If I Could Say Goodbye - Emma Cooper Page 0,118

She shakes her head in mock disappointment.

‘Respect, dummy!’ Hailey tells him mid-bounce.

‘Mummy, watch this!’ Oscar star-jumps off the sofa. Ed pulls me into a slow dance. Kerry twists the top of a bottle of beer and takes a slug, dancing behind us, with her eyes closed, lost in the moment, swinging the bottle as she does. My head rests on Ed’s shoulder as he dances with me. I close my eyes and concentrate on this moment: the feel of Ed in my arms, the grins on the kids’ faces as they bounce up and down on the sofa and the image of my sister singing. My eyes open as Ed pulls back from me.

‘Why have you got the conga on your playlist?’ he asks, humour creasing around his eyes.

‘Butlin’s.’

‘Oh God, the night of the sambuca?’

‘And the night I got pregnant with Oscar,’ I say quietly.

‘I’m amazed I was able to perform.’

‘It was conga night . . .’

‘It sure was.’ He winks and I laugh.

‘Come on!’

Kerry stands in front of us, turning her back and gesturing me to put my hands on her shoulders. I wish I could. Instead, I turn my back to Ed and pull his hand to my waist. Ed shouts instructions to the kids to join our conga line as I lead them through the lounge, Ed and I singing loudly and ‘Oh-eh-oh-ing’ up the stairs, circling the middle of each of the bedrooms before finally snaking back down the stairs into the lounge, where we all slump onto the sofas in a fit of giggles.

The playlist moves on to Bruno Mars. My heart hammers in my chest as Kerry begins singing into her beer bottle, her face changing from amusement to serious intensity as she looks me straight in the eyes, beginning to repeat the lines of the song: she would catch a grenade for me, step in front of a train for me . . . she would die for me, she tells me slowly, putting down her beer bottle onto the mantelpiece.

‘Please don’t do the same.’ Kerry echoes Bruno as the playlist finishes.

Chapter Seventy-Two

Ed

‘I don’t know why anyone would enjoy it!’ Jen says as she double-checks the locks on the front door for the third time. ‘I mean, the guy was normal, all geekily shy, endearing and then . . .’ she shivers, ‘you hear his inner dialogue and he’s all . . .’ She shudders again. Jen has been enjoying a round of horror films since her trip to the cinema with Nessa. She had popped her horror-film cherry and now couldn’t get enough – Jen’s words, not mine. But we’ve just watched a box-set on Netflix about a stalker and it has turned her off.

I follow her up the stairs, pulling my dressing gown around me.
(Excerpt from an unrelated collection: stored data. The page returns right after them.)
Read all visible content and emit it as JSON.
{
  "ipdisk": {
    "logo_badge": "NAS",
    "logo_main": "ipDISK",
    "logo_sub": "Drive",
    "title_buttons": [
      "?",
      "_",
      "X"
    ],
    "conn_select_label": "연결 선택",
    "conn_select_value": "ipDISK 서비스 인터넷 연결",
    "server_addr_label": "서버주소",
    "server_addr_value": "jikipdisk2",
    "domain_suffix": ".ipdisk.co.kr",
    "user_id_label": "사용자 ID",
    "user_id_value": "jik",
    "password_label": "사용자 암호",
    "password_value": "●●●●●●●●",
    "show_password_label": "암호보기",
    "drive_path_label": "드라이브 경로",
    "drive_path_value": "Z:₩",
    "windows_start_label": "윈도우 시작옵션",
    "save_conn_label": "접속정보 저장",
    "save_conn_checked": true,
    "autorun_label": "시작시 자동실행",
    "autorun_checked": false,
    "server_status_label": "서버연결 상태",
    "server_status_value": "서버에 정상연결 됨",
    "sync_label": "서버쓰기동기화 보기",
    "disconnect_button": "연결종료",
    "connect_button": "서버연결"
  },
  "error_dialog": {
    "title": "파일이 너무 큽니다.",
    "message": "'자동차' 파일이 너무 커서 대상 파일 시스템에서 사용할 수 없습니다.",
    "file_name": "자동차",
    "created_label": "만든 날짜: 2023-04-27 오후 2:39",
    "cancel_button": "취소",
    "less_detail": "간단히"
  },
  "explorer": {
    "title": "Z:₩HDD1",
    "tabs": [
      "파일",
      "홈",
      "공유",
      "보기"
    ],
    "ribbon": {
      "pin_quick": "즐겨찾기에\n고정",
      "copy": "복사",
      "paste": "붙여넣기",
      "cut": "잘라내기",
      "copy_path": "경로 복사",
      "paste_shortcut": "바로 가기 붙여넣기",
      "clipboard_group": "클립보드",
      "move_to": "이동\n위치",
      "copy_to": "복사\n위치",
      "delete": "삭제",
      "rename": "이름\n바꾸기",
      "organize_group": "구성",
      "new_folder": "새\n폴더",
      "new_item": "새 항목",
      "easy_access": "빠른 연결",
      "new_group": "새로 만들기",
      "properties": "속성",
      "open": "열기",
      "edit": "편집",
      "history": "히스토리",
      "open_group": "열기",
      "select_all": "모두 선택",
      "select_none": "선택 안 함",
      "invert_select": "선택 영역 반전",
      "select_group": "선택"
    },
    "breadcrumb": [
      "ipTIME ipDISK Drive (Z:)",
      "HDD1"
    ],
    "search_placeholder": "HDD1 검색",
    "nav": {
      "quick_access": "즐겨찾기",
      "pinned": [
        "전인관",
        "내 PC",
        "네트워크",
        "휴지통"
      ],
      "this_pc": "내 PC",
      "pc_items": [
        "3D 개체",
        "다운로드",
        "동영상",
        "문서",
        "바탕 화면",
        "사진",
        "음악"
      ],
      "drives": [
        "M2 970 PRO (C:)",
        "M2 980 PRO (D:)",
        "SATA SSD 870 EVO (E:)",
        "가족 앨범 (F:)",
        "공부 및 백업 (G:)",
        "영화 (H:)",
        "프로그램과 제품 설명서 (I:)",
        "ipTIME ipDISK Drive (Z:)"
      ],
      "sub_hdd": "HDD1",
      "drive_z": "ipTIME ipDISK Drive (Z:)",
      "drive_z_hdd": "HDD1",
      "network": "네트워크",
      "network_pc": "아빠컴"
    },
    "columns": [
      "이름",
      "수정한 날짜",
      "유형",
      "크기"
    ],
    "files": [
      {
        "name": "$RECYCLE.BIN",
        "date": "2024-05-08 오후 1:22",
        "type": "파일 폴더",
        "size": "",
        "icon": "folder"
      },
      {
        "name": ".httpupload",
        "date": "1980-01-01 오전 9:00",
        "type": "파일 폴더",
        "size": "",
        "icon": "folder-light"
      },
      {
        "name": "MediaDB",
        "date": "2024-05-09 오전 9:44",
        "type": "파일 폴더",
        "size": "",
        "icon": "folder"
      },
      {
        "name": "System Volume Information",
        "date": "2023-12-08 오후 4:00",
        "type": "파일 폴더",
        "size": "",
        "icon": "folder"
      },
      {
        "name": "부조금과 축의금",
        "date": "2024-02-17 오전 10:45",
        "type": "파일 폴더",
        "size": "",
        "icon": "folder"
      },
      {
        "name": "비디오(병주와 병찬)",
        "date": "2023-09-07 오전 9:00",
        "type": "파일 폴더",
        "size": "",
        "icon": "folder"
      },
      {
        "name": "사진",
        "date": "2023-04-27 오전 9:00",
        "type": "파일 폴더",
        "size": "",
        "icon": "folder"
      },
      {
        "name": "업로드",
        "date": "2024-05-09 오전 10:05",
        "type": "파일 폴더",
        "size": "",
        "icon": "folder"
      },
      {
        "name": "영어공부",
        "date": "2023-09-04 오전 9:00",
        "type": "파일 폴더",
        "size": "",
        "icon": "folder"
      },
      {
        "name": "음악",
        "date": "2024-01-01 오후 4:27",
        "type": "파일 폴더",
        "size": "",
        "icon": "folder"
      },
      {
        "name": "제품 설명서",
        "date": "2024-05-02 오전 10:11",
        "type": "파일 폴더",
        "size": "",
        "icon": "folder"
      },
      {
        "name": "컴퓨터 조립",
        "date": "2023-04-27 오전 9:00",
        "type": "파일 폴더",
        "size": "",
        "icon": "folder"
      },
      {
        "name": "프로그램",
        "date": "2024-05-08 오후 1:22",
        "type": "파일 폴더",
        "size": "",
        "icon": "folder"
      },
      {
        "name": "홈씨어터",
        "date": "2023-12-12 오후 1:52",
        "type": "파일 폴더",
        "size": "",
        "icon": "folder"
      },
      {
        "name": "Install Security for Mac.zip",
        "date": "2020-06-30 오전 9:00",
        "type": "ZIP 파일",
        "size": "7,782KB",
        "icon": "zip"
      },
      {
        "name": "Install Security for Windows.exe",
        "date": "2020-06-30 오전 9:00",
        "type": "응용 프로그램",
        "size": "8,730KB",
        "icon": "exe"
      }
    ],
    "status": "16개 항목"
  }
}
Yep, I’m Dad-who-wears-a-dressing-gown; he’s not quite as cool as Park Dad, but is still infinitely cooler than Dad-who-wears-slippers. I’m freezing, and we haven’t even left England yet; God only knows how I’m going to cope with being in Lapland. We fly in a week’s time, the anniversary of Kerry’s death and two weeks before Christmas. When the tickets came, my heart sank; how was I going to tell Jen? But she already knew, of course she did. She said it was the best way to spend the day, that we’d be so busy travelling and finding our luggage that she wouldn’t have time to think about it.

I walk behind Jen into the bathroom; I pee while she brushes her teeth, intermittently continuing the conversation between brushes and spits. ‘Can you imagine what must have been going through the writer’s mind? I bet she didn’t sleep for months.’ Jen puts her toothbrush under the running tap as I shake, flush and wash my hands.

She is still chatting about it as we climb into bed. I spoon behind her, pulling the duvet tightly around us and tucking her fleecy-bottomed legs towards me.

‘Ed . . . do you think Hailey is too young for us to tell her about stalker types?’

‘Yes. Go to sleep, we’ve got loads to do tomorrow.’ I yawn and close my eyes. My lids are heavy, my eyes gritty and sore after a day looking at spreadsheets. But Jen is fidgety and rolls over to face me. I open one eye.

‘If . . . if say, something happened to me, you know like I got cancer or something, you’d tell her about stuff like that, wouldn’t you? And Oscar too?’